The incident occurred about an hour before kickoff.
— Danny Davis (@aasdanny) January 2, 2019
As soon as the chaos began, Dowell and the rest of Bevo’s handlers quickly corralled the 1,600-pound steer and secured him. Once the situation calmed down, the photo opportunity went smoothly with Bevo staying in his original position, facing the stands according to ESPN.
“He’s as docile as a lamb,” said John Baker, owner of Sunrise Ranch, where Bevo was bred. “That’s the first time he’s done that this year.”
Bevo, who turns 4 this month, is in his third season with Texas according to Baker. “He’s a healthy and happy Bevo,” he said.
Meanwhile, 62-pound English bulldog Uga, 5, emerged unscathed. Mascot handler Charles Seiler said Uga was not too afraid of Bevo as he has spent time on a cotton farm with three other steers.
“I had him turned around,” he said. “He heard [Bevo] and he didn’t wait. He ran and I ran.”
The bulldog took timely precaution. He’s in his fourth year with the Georgia team, his owner said.
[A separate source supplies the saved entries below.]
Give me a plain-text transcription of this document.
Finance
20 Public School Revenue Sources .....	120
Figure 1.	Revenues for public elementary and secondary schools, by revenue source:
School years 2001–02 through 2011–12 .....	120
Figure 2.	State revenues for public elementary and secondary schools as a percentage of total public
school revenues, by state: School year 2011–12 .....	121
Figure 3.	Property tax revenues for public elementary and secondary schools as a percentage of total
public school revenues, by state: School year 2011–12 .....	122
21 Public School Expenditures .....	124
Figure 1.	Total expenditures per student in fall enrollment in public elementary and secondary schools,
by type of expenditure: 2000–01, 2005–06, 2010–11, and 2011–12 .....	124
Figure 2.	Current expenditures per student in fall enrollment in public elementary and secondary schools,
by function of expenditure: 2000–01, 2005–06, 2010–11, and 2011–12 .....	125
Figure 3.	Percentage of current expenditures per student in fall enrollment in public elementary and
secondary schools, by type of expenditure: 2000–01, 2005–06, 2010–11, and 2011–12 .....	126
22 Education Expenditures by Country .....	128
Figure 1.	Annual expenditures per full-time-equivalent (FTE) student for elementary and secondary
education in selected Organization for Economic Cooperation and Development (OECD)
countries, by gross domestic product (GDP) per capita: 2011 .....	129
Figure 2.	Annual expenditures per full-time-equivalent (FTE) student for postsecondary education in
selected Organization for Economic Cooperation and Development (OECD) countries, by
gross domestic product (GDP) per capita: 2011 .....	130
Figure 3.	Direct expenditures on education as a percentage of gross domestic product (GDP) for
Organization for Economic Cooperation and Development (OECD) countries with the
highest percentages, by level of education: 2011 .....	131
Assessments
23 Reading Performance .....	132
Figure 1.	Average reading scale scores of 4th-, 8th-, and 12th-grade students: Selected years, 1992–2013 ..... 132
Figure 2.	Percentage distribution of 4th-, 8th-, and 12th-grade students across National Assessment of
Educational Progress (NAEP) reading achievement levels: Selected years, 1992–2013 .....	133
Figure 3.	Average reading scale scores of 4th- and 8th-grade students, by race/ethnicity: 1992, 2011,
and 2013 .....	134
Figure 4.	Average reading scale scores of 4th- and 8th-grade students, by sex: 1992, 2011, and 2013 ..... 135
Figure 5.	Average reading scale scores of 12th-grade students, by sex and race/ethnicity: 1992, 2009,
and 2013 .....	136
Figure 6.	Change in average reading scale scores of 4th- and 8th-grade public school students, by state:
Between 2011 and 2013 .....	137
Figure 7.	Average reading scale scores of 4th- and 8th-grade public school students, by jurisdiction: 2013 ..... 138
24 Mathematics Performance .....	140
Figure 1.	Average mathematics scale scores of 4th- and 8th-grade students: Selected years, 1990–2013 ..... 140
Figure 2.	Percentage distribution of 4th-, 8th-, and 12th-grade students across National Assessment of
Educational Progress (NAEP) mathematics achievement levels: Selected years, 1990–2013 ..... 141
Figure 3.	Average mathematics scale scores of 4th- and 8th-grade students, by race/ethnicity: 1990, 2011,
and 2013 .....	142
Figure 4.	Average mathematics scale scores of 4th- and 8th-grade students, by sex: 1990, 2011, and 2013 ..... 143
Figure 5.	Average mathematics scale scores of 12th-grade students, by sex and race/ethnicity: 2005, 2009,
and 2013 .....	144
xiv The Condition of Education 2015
Media reports described the scuffle as a lively way to start the match, the first between the two teams since the 1984 Cotton Bowl, according to Sports Day.
The scuffle was caught on video and quickly went viral on social media. Some fans believe it foreshadowed results of the match, with Texas beating Georgia 28 to 21.
Issues of Concern
While many found it amusing, some did not. One animal welfare organization denounced the incident.
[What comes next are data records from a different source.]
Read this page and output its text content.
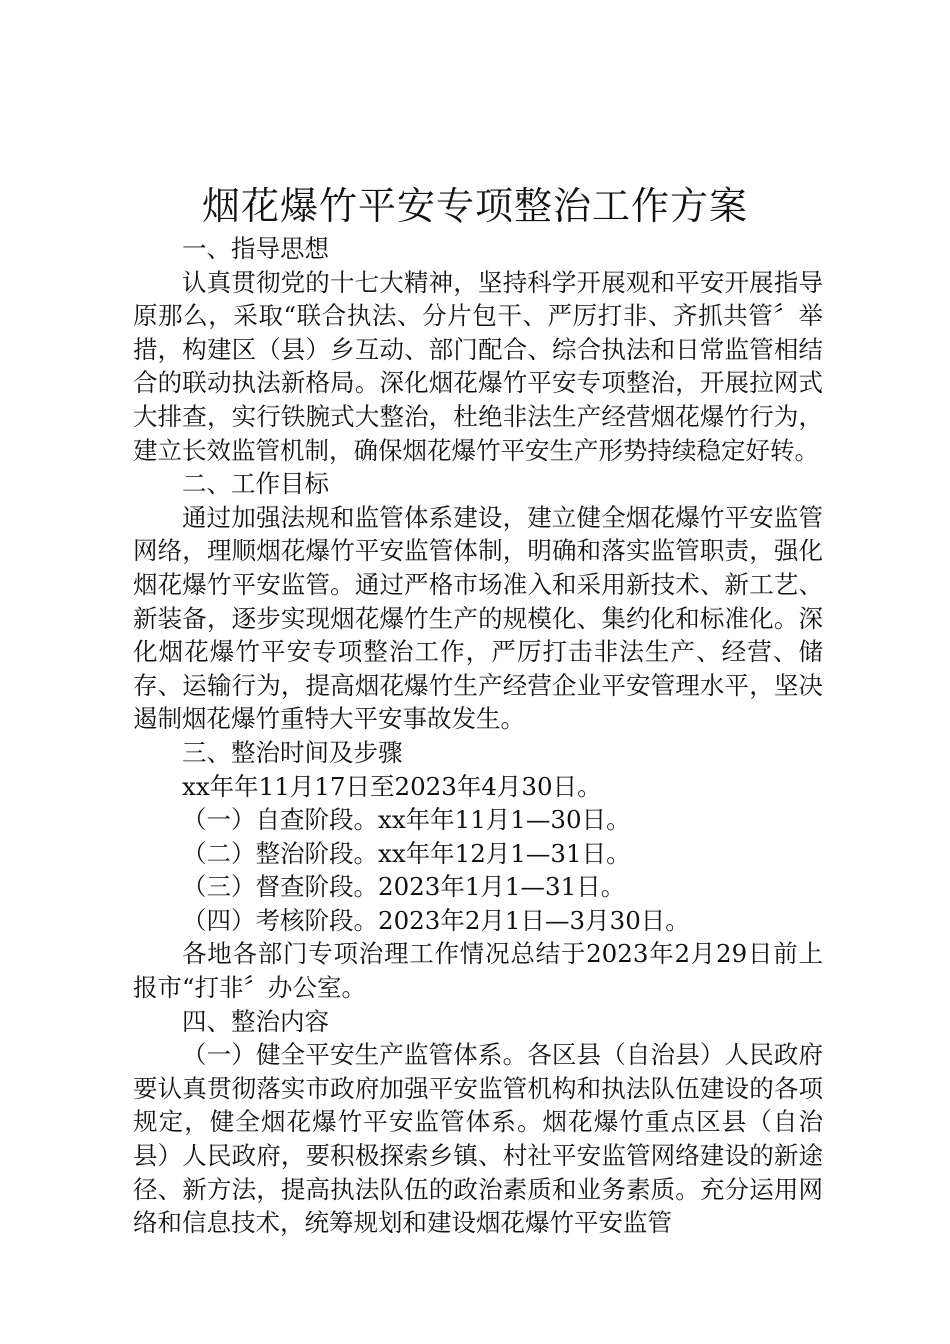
烟花爆竹平安专项整治工作方案

一、指导思想

认真贯彻党的十七大精神，坚持科学开展观和平安开展指导原那么，采取“联合执法、分片包干、严厉打非、齐抓共管〞举措，构建区（县）乡互动、部门配合、综合执法和日常监管相结合的联动执法新格局。深化烟花爆竹平安专项整治，开展拉网式大排查，实行铁腕式大整治，杜绝非法生产经营烟花爆竹行为，建立长效监管机制，确保烟花爆竹平安生产形势持续稳定好转。

二、工作目标

通过加强法规和监管体系建设，建立健全烟花爆竹平安监管网络，理顺烟花爆竹平安监管体制，明确和落实监管职责，强化烟花爆竹平安监管。通过严格市场准入和采用新技术、新工艺、新装备，逐步实现烟花爆竹生产的规模化、集约化和标准化。深化烟花爆竹平安专项整治工作，严厉打击非法生产、经营、储存、运输行为，提高烟花爆竹生产经营企业平安管理水平，坚决遏制烟花爆竹重特大平安事故发生。

三、整治时间及步骤

xx年年11月17日至2023年4月30日。

（一）自查阶段。xx年年11月1—30日。

（二）整治阶段。xx年年12月1—31日。

（三）督查阶段。2023年1月1—31日。

（四）考核阶段。2023年2月1日—3月30日。

各地各部门专项治理工作情况总结于2023年2月29日前上报市“打非〞办公室。

四、整治内容

（一）健全平安生产监管体系。各区县（自治县）人民政府要认真贯彻落实市政府加强平安监管机构和执法队伍建设的各项规定，健全烟花爆竹平安监管体系。烟花爆竹重点区县（自治县）人民政府，要积极探索乡镇、村社平安监管网络建设的新途径、新方法，提高执法队伍的政治素质和业务素质。充分运用网络和信息技术，统筹规划和建设烟花爆竹平安监管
The People for the Ethical Treatment of Animals (PETA), the world’s largest animal rights organization, with more than 6.5 million members and supporters, pleaded on Dec. 2 for both universities of Texas and Georgia to stop using live mascots at future games.
According to their website, PETA focuses its attention on the four areas in which the largest numbers of animals suffer the most intensely for the longest periods of time: in labs, the food industry, clothing trade, and the entertainment industry.
So … @peta is calling for Bevo and Uga to retire after the Texas and Georgia mascots got into a little dust up before the Sugar Bowl.
Seriously, this is a real life press release. pic.twitter.com/dpK2Ogbg4n
— Barrett Sallee (@BarrettSallee) January 3, 2019
“It’s indefensible to subject animals to the stress of being packed up, carted from state to state, and paraded in front of a stadium full of screaming fans,” PETA Senior Vice President Lisa Lange said in a written statement. “It’s no surprise that a skittish steer would react to a perceived threat by charging, and PETA is calling on the University of Texas and the University of Georgia to learn from this dangerous incident, retire their live-animal mascots, and stick to the talented consumed mascots who can lead cheers, react to the crowd, and pump up the team.”
No university representatives commented on PETA’s request but media reports speculate Bevo and Uga will not be leaving anytime soon, according to Sports Day.
The first Bevo appeared on a Texas sideline back in 1916 and the first Uga came in 1956. Prior to the 2016 season, the 15th Bevo joined and the 10th Uga arrived in 2015.